Gallant’s contracting practices questioned
Item 6-E of the City Council’s agenda seemed like it should be a relatively mundane agenda item on refinancing bonds for street improvements, landscaping and storm drainage. But on Tuesday night it turned into a dramatic showdown over Interim City Manager Ann Marie Gallant’s contracting practices.
The confrontation between Councilwoman Lena Tam and Gallant ended with calls for more council oversight of city consulting contracts.
Tam questioned Gallant about her past relationship with one of the financial advisers brought in to handle the deal without the benefit of a competitive bidding process for the job.
Gallant said she did 10 to 12 months of consulting work in 1993 and 1994 with a separate financial services firm that included a named partner in Westhoff, Cone & Holmstedt, the adviser in question. The former firm, Westhoff-Martin and Associates, no longer exists, Gallant said.
“The innuendo that Mr. Westhoff or Westhoff, Cone & Holmstedt is getting this deal because there’s some kind of kickback to me is professionally insulting,” Gallant said. “It doesn’t exist, there’s no annuities paid, I’m not making any money off this.”

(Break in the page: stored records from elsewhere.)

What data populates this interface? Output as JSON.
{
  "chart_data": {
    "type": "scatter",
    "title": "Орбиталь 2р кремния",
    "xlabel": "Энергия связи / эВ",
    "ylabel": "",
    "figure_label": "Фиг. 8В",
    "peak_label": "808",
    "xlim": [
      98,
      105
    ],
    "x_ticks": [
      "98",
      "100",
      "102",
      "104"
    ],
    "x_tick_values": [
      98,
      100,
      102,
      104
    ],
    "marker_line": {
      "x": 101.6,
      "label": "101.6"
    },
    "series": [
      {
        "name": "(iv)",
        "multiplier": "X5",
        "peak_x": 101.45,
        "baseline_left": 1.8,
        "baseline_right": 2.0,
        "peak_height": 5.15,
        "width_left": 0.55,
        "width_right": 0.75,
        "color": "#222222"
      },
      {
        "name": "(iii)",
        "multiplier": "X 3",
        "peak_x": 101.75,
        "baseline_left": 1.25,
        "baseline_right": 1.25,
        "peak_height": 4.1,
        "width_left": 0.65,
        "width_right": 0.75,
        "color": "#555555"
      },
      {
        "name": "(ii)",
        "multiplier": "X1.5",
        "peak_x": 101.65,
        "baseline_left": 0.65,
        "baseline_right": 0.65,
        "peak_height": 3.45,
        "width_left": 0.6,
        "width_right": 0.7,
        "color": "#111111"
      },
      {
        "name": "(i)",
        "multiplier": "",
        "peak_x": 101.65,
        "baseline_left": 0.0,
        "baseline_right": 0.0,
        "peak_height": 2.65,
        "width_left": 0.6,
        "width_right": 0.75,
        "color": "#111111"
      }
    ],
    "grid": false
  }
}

Gallant said she had worked with the same advisers who attended Tuesday’s meeting since the 1980s, at several different firms where they worked. And she said the firm was picked because they are the best outfit for the job.
Lonnie Odom, president of Stinson Securities LLC, complained to the council that he had been cut out of the deal. And he questioned whether the firm would hand itself underwriting duties for the bonds. They said they would not.
Councilwoman Marie Gilmore said the city needs to avoid even the appearance of impropriety. And she said she’s particularly sensitive to the appearance of women and minorities being denied contracting opportunities. Odom is African American.
“Maybe I’m sensitive to, times in the past, particularly for women and minorities, opportunities were given based on who you knew, not how good you are at what you did. For me, that strikes a chord and that strikes home,” Gilmore said. “For the city to even be accused of not following procedures or not going out for competitive bid, the appearance is particularly bothersome to me, and I think it’s something that we need to address.”
Gallant has come under fire for issuing contracts to out-of-town firms to improve the city’s website and conduct branding efforts. Gallant worked with the same firms, Rips Consulting and Graphtek, when she managed Desert Hot Springs.
The contracts fell below the $75,000 limit for which council approval is needed.
Members of the council said they’d like to put together new lists of financial advisers and other consultants to be used by the city. Councilman Frank Matarrese said he’d like the city to stop issuing professional service contracts without a bidding process.
Refinancing the bonds for Marina Village and the Harbor Bay Community Facilities district could result in $863,000 a year in savings for Marina Village property owners and an average savings of $618 a year for homeowners in the Harbor Bay district.
The bulk of the Marina Village savings would go to Legacy Partners, which owns a vast swath of office space there.
The target date for selling the $21 million in bonds is June 23, at a cost of $439,787.37. The sale will be handled by Westhoff, Sequoia Financial Group LLC and Quint & Thimmig, the city’s bond counsel.